The glasses and the shred of shirt, along with a cigarette discarded during a police interview, provided DNA evidence that linked 33-year-old Paul C. Aud to the Aug. 23 attack at the woman's Langdon Street apartment building.

Aud was charged Monday with kidnapping, attempted second-degree sexual assault and misdemeanor battery.

At a brief court hearing Monday, Aud looked through glasses with thick, angular, dark frames, a departure from the wire-rimmed glasses he was previously known to wear.

He was ordered held on $9,000 bail at a hearing during which Assistant District Attorney Mike Verveer declared, "The community threat in this case is as strong as it gets."

Aud's attorney, Corey Chirafisi, disputed the basis for the sexual assault allegation. He said no such assault occurred, and the only indication that the attacker intended to rape the woman was a sentence in the complaint that says, "He fumbled with the closing on his pants or the top of his zipper."

According to a criminal complaint:

The victim left her apartment at about 12:45 a.m. to visit a friend, who lived nearby. The woman saw a man across the street smoking a cigarette, eyes fixed on her. A half-hour later she went back to her apartment, entering through a doorway that neighbors had propped open with cinder blocks.

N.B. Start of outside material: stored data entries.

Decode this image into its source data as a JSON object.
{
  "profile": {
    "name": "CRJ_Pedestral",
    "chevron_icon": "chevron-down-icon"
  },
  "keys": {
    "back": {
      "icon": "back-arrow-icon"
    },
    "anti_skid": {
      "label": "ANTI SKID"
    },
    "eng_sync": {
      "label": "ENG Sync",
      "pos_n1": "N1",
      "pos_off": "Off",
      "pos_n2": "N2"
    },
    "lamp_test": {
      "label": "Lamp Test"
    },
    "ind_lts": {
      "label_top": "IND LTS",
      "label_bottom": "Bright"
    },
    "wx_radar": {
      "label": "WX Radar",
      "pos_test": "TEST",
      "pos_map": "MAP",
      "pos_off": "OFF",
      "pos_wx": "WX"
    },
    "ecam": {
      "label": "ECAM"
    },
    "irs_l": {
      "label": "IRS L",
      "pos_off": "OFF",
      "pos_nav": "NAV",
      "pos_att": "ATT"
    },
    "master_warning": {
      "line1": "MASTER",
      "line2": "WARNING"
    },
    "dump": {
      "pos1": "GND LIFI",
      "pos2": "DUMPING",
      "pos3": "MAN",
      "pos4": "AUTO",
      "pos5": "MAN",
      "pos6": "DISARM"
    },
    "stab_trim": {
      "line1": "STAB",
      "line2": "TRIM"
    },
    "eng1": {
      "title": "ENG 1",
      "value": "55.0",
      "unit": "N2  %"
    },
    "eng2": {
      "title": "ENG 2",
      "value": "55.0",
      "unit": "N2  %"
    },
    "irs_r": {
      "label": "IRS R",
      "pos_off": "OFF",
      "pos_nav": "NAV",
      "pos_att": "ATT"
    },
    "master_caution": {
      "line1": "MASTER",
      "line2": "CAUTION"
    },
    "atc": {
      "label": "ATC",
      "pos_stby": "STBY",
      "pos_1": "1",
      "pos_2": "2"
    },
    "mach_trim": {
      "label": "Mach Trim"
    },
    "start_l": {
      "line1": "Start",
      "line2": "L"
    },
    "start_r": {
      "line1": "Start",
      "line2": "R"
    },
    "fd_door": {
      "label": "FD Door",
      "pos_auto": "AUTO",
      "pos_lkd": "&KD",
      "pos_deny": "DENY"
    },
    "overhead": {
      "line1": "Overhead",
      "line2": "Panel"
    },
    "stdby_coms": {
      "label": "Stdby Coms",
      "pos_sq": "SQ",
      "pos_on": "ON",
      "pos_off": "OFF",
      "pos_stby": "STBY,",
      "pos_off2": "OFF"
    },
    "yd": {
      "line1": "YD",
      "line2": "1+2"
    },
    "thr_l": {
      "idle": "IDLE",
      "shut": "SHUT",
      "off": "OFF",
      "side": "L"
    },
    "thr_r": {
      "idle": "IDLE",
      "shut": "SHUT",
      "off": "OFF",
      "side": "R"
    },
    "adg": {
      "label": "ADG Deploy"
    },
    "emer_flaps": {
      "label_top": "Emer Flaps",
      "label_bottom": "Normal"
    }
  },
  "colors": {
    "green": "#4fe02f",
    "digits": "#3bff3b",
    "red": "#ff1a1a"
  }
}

In the stairwell between the second and third floors, the man she had earlier seen on the street ran up the stairs, passed her, then turned and punched her in the face. He grabbed her by the hair and dragged her down the stairs to the landing, the complaint says. Once on the landing the man punched her again and again, directing the blows to her left temple in an apparent attempt to knock her unconscious.

The woman, knocked on her back and beginning to black out, closed her eyes to avoid the sight of the fist slamming into her head. The assailant stopped and fumbled with his zipper, and at that point the woman thought, "I'm not going to let this happen."

She began screaming and kicked at the man. He got up and she landed kicks to his upper thigh and stomach. He tried to run and she grabbed his shirt, which ripped as he fled. He ran down the stairs and out the building, leaving behind his glasses and the cloth from his shirt.

The complaint also describes how Detective Denise Armstrong took those items to the State Crime Lab, which was able to assemble a DNA profile.

On Sept. 7, Armstrong spoke with a manager at Topper's Pizza, who told her that two weeks earlier Aud had come to work with new eyeglasses, skinned knees and scrapes on his legs and forearms,and complained of sore ribs and a sore back. Aud explained away the injuries by saying he had "blacked out" from drinking and couldn't recall what happened.

Armstrong approached Aud outside the restaurant and began asking questions. His eyes widened and his hands began to shake.

"I can't answer questions," he said.

He discarded a cigarette he was smoking and Armstrong picked it up. The DNA from the cigarette butt matched the DNA on a shred of T-shirt and the glasses from the scene of the attack.